En aquel tiempo, vio Juan el Bautista a Jesús, que venía hacia él, y exclamó: “Éste es el Cordero de Dios, el que quita el pecado del mundo. Éste es aquel de quien yo he dicho: ‘El que viene después de mí, tiene precedencia sobre mí, porque ya existía antes que yo’. Yo no lo conocía, pero he venido a bautizar con agua, para que él sea dado a conocer a Israel”.
Entonces Juan dio este testimonio: “Vi al Espíritu descender del cielo en forma de paloma y posarse sobre Él. Yo no lo conocía, pero el que me envió a bautizar con agua me dijo: ‘Aquel sobre quien veas que baja y se posa el Espíritu Santo, ése es el que ha de bautizar con el Espíritu Santo’. Pues bien, yo lo vi y doy testimonio de que éste es el Hijo de Dios”.
El Evangelio que escuchamos este domingo, hace una clara referencia al concepto del Siervo de Yahvé, del cual nos hablara el profeta Isaías en el Antiguo Testamento: “todos estábamos perdidos como rebaño, cada uno seguía su propio camino, el Señor hizo recaer sobre de él, la iniquidad de todos nosotros. Maltratado, se dejó humillar y no abrió la boca, era como cordero llevado al matadero, como oveja muda delante de quien la trasquila y no abrió la boca” (Isaías 53,6-7).
San Juan, al referirse a Jesús como: “el Cordero de Dios, que quita el pecado del mundo”, (v. 29) lo presenta como el Mesías, el elegido. Así, apenas al inicio de este Evangelio, nos da una referencia clara del Salvador: su tarea será asumir el pecado del mundo sobre sí y su característica será no abrir la boca para defenderse.

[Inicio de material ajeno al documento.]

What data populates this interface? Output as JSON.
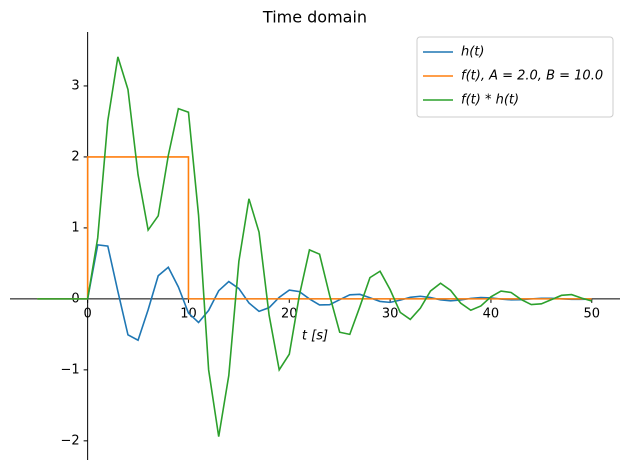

Al contemplar este texto, me parece que existe una diferencia abismal entre quienes se autoproclaman los salvadores del mundo, los jefes de las naciones que gastan millones en campañas para hacer creer a la población que la manera en que trabajan es la correcta. ¿No debería ocurrir que su trabajo y sus acciones los defendieran por sí solos? ¿Por qué contratar personas para que los respalden en las decisiones que toman? Si son correctas, nadie necesitaría una defensa externa.
Cuando recién salí del seminario, con la ordenación diaconal, tuve que moverme a varios lugares y al no tener auto propio uno de mis familiares me prestaba uno muy bonito, color cereza. En una ocasión, el obispo me preguntó: “¿Y ese auto es tuyo?”, le expliqué que me lo prestaban, que no era mío, que no tendría dinero para comprarme un auto así, es decir, le tuve que dar muchas explicaciones.
Decidí ya no ocupar el auto y usar transporte público hasta que pude adquirir uno más modesto por mi propia cuenta. Esto no quiere decir que no debemos usar autos modernos o bonitos, sino que la vida de un servidor, de un sacerdote o ministro de culto no debería requerir de tantas explicaciones y mucho menos causar escándalo a los demás.
Creo que si nuestra vida es lo suficientemente honesta y transparente, cada acción que realicemos se sustentará y no necesitaremos pagarle a nadie para que diga que lo que hacemos está bien.